桜咲く頃の約束
姉妹の名前は美咲と桜。二人は、美しい春の桜の季節に生まれた。美咲は姉で、おっとりとした性格で、家族や友達からも愛される存在。一方の桜は、活発で少し生意気、時には周囲の期待に応えようとするあまり自分を犠牲にすることもあった。
季節は巡り、二人はそれぞれの人生を歩むことになる。美咲は大学に進学し、文学を専攻。桜は高校を卒業し、夢を追い求めて東京に上京した。桜は芸能界を目指しており、自分を売り込むためのオーディションの日々が続いていた。
時が経つにつれ、姉妹の時間は減っていく。美咲は大学の課題やサークル活動に忙殺され、桜はオーディションの合間に仕事を探し、週末しか帰れない状態だった。それでも、桜は時々帰ってくると、姉にその日の出来事を話し、ささやかな幸せを共有していた。
ある日、桜は美咲に新しく知り合った友人の話を始めた。彼の名前は修司で、彼女の夢を応援してくれる心優しい青年だった。美咲は桜の口から修司の名前を聞くたびに、胸の奥にどこか不安が募っていくのを感じた。桜に恋人ができることは嬉しいはずなのに、なぜかその感情が素直に受け入れられない。
数ヶ月後、桜から「修司と付き合うことになった」と報告を受けた日のことだった。美咲は心から祝福したが、その一方で無意識のうちに桜を失ってしまうのではないかという恐れが芽生えていた。美咲は自分の気持ちが本当の姉妹の愛情なのか、単なる嫉妬なのか分からなくなっていた。
桜と修司の関係が深まるにつれ、桜の帰省は減っていった。それでも、二人の思い出は心の片隅に残り続け、美咲はそのたびに一人きりの寂しさを感じるようになった。
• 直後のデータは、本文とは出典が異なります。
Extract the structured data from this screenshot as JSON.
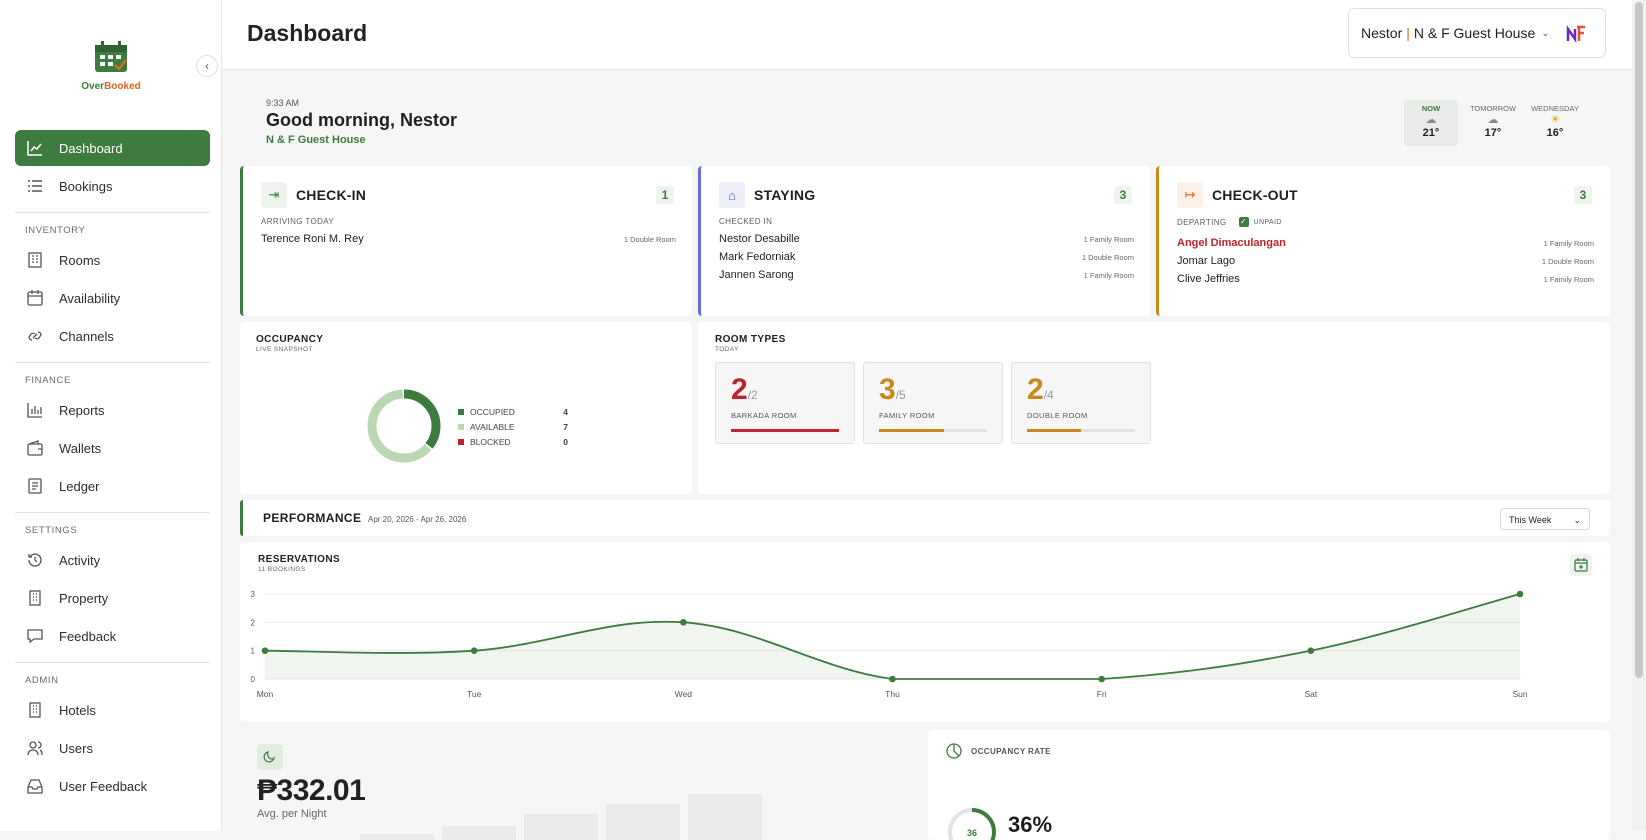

ある晩、美咲は自宅で一人、桜との思い出を振り返っていた。子供の頃の無邪気な笑い声、過ごした数々の春の昼下がり。ただ桜がそばにいるだけで、どれほど心が満たされていたのかを思い知らされた。
そんなある日、美咲は桜から「ちょっと会いたい人がいる」と連絡を受けた。久しぶりに姉妹が再会することに、美咲の心は嬉しさと不安で揺れていた。約束の日、美咲はドキドキしながら桜が紹介するという修司を待っていた。すると、現れた修司はなかなかの好青年で、美咲の心の警戒感も少し緩んだ。
しかし、会話が進むにつれ、美咲は修司の桜に対する接し方から自分が持つイメージとは裏腹な部分を見出してしまう。桜は修司の言うことをいつも素直に受け入れ、少し意見を言っただけで委縮してしまう。美咲はその不安を彼女の心にも感じ取り、「桜、本当に幸せなの?」と問いかけた。
その瞬間、桜の顔色が変わった。修司は少し困惑し、「大丈夫だよ。桜は僕のことを信じてる」と言ったが、美咲はその言葉が空虚に響くのを感じた。桜は自分の意志を持つことができず、ただ好きな人に合わせているように見えたのだ。
会話が終わり、桜が帰る際、美咲は彼女に静かに言った。「いつでも、何でも相談してね。あなたの幸せが私の幸せだから」。桜はひとしきり美咲に涙を流し、その後、修司に連れられて去っていった。
その晩、美咲は自分の涙の理由を考えながら、姉妹の絆とは何かを考えた。愛し合うこと、支え合うこと、そして時には厳しさを持って相手を見守ること。美咲は桜を一番良い形で幸せにしてあげたいのだと改めて思った。
数ヶ月後、桜は一時期修司との距離を置いたと聞き、少しほっとした美咲は桜を誘って一緒に過ごすことに。お互いの近況を語り合いながら、再び姉妹の絆を確かめ合った。桜はようやく自分の夢と向き合うことができたのだ。美咲はその姿に微笑みながら、自分もまた成長していることを実感し、和やかな時間を過ごした。
春の桜の季節がやって来る。二人は再び桜の花を見ながら、かつてのように笑い合う。姉妹の愛は、形を変えながらもずっと続いていくのだと、美咲は心から感じていた。